I do have to push my own cart and pull my own items from the shelves. And it takes me so much longer because there is so much more to look at and so many more choices. But I only have to go to one store.

The reason I went to Walmart was to get clear trash bags for the recycling container. Once again, we are responsible for our own recycling. And we have two trash cans in the kitchen. One for regular trash and another for anything that can be recycled – paper, plastic, glass, and metal items. So I like clear bags for the recycling. That way we can tell which is which and the trash men know which bags have recycling in them. I also wanted small bags for cleaning out the cat litter.

Here again I am assaulted by choices. Upteen size and color options. I really just want trash bags but now I have to decide if I want white, flexwhite, green, black, clear, or slightly opaque. Do I want handles or ties or looped handles. Do I need 8 gallon, 15 gallon, 33 gallon, or yard bags. It takes me just a second to focus. But then I found the recycling bags I wanted.

Now onto the small trash bags. Holy trashbag batman – they come in colors – vanilla and mint green. Then, I realize – not just colors but scents. Huh? I fully understand that perfume was invented to cover up body odor – but we have moved away from that because it can really be a toxic combination. And as such, deodorant was invented. Perfume is much better on a bathed person and scents are much better for candles. And I know the makers of these cute little mint green 8 gallon bags with handles did not know that they would be used for litter – but the potential certainly existed that they would be used for something smelly. And not for nothing, who decided that 76 bags was the right number of bags. That must have been a fun meeting. And who lost out – the person who thought that 88 was just the right number?

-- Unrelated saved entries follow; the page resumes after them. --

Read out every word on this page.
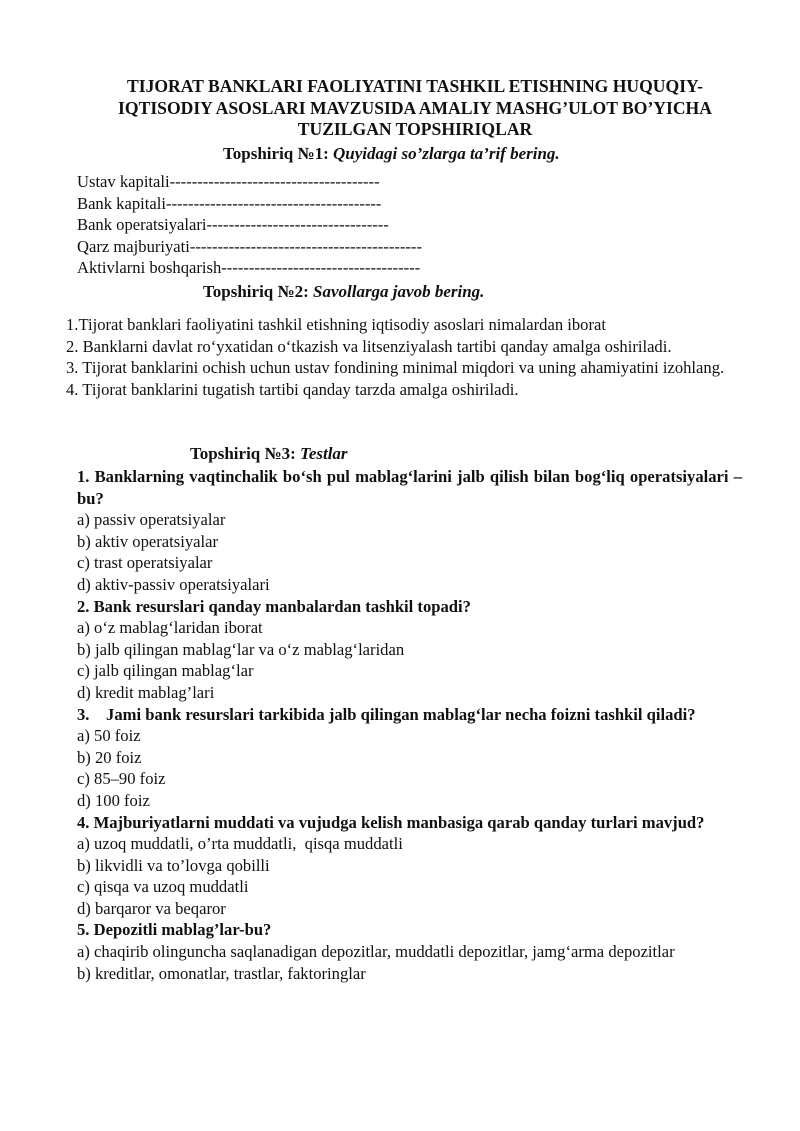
TIJORAT BANKLARI FAOLIYATINI TASHKIL ETISHNING HUQUQIY-
IQTISODIY ASOSLARI MAVZUSIDA AMALIY MASHG’ULOT BO’YICHA
TUZILGAN TOPSHIRIQLAR
Topshiriq №1: Quyidagi so’zlarga ta’rif bering.
Ustav kapitali--------------------------------------
Bank kapitali---------------------------------------
Bank operatsiyalari---------------------------------
Qarz majburiyati------------------------------------------
Aktivlarni boshqarish------------------------------------
Topshiriq №2: Savollarga javob bering.
1.Tijorat banklari faoliyatini tashkil etishning iqtisodiy asoslari nimalardan iborat
2. Banklarni davlat ro‘yxatidan o‘tkazish va litsenziyalash tartibi qanday amalga oshiriladi.
3. Tijorat banklarini ochish uchun ustav fondining minimal miqdori va uning ahamiyatini izohlang.
4. Tijorat banklarini tugatish tartibi qanday tarzda amalga oshiriladi.
Topshiriq №3: Testlar
1. Banklarning vaqtinchalik bo‘sh pul mablag‘larini jalb qilish bilan bog‘liq operatsiyalari – bu?
a) passiv operatsiyalar
b) aktiv operatsiyalar
c) trast operatsiyalar
d) aktiv-passiv operatsiyalari
2. Bank resurslari qanday manbalardan tashkil topadi?
a) o‘z mablag‘laridan iborat
b) jalb qilingan mablag‘lar va o‘z mablag‘laridan
c) jalb qilingan mablag‘lar
d) kredit mablag’lari
3.    Jami bank resurslari tarkibida jalb qilingan mablag‘lar necha foizni tashkil qiladi?
a) 50 foiz
b) 20 foiz
c) 85–90 foiz
d) 100 foiz
4. Majburiyatlarni muddati va vujudga kelish manbasiga qarab qanday turlari mavjud?
a) uzoq muddatli, o’rta muddatli,  qisqa muddatli
b) likvidli va to’lovga qobilli
c) qisqa va uzoq muddatli
d) barqaror va beqaror
5. Depozitli mablag’lar-bu?
a) chaqirib olinguncha saqlanadigan depozitlar, muddatli depozitlar, jamg‘arma depozitlar
b) kreditlar, omonatlar, trastlar, faktoringlar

So India is the land where not much of the trash finds its way into a bag and America is the land where trash bags are supposed to smell like a cupcake or a bowl of ice cream. I really don’t know if this makes sense to anyone who has not lived in both places – but honestly, that is just the tip of the iceberg. Everything is different, different.

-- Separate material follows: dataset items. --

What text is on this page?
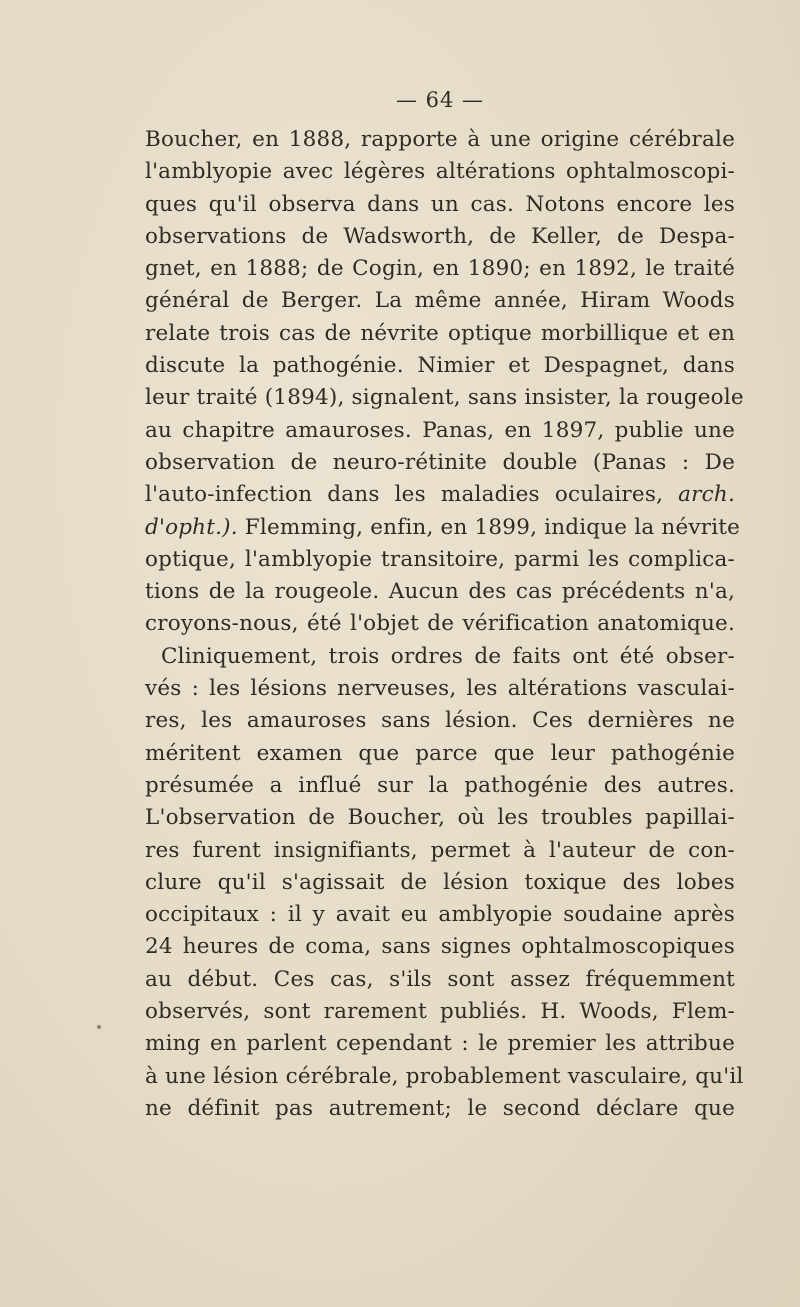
— 64 —
Boucher, en 1888, rapporte à une origine cérébrale
l'amblyopie avec légères altérations ophtalmoscopi-
ques qu'il observa dans un cas. Notons encore les
observations de Wadsworth, de Keller, de Despa-
gnet, en 1888; de Cogin, en 1890; en 1892, le traité
général de Berger. La même année, Hiram Woods
relate trois cas de névrite optique morbillique et en
discute la pathogénie. Nimier et Despagnet, dans
leur traité (1894), signalent, sans insister, la rougeole
au chapitre amauroses. Panas, en 1897, publie une
observation de neuro-rétinite double (Panas : De
l'auto-infection dans les maladies oculaires, arch.
d'opht.). Flemming, enfin, en 1899, indique la névrite
optique, l'amblyopie transitoire, parmi les complica-
tions de la rougeole. Aucun des cas précédents n'a,
croyons-nous, été l'objet de vérification anatomique.
Cliniquement, trois ordres de faits ont été obser-
vés : les lésions nerveuses, les altérations vasculai-
res, les amauroses sans lésion. Ces dernières ne
méritent examen que parce que leur pathogénie
présumée a influé sur la pathogénie des autres.
L'observation de Boucher, où les troubles papillai-
res furent insignifiants, permet à l'auteur de con-
clure qu'il s'agissait de lésion toxique des lobes
occipitaux : il y avait eu amblyopie soudaine après
24 heures de coma, sans signes ophtalmoscopiques
au début. Ces cas, s'ils sont assez fréquemment
observés, sont rarement publiés. H. Woods, Flem-
ming en parlent cependant : le premier les attribue
à une lésion cérébrale, probablement vasculaire, qu'il
ne définit pas autrement; le second déclare que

And the the final irony is that I searched and searched for these small bags for our kitties poop only to be given about 15 bags of almighty plastic to hold all of the c-r-a-p that I bought at checkout. And they are the same, same size and they do not smell like cotton candy and they would work perfectly fine for holding cat litter. And I would be recycling if I just used those.

On to checking out. Even that is different. The woman in front of me was using coupons. Dang, I forgot about that. Note to self – get Sunday paper, cut out coupons, and remember to bring them to the store – then remember to use them at checkout.

Most transactions in India are in cash – so the debit card machine temporarily stunned me. Do I want cash back? It’s a simple question – but I forgot that it prompts you for that. I stand there waiting to be done – and the people behind me think I have dropped in from another planet – how can I possibly not know what to do here. Okay, okay. No, I don’t want cash – well, unless it is a door prize – but I am guessing that is not the case, so no, I don’t need cash back. But that is not the end of it. Do I want to contribute to a fundraiser for a children’s hospital? I can buy a paper balloon and write my name on it. I should not have to think about it – but wait a minute – what did you ask me? Oh, a charitable donation? Sure. How much? A dollar? Fine. And no thanks, I don’t need to write my name on the balloon. Besides, my hands are full because I am going to have to carry my own bags to the car and remember where I parked it.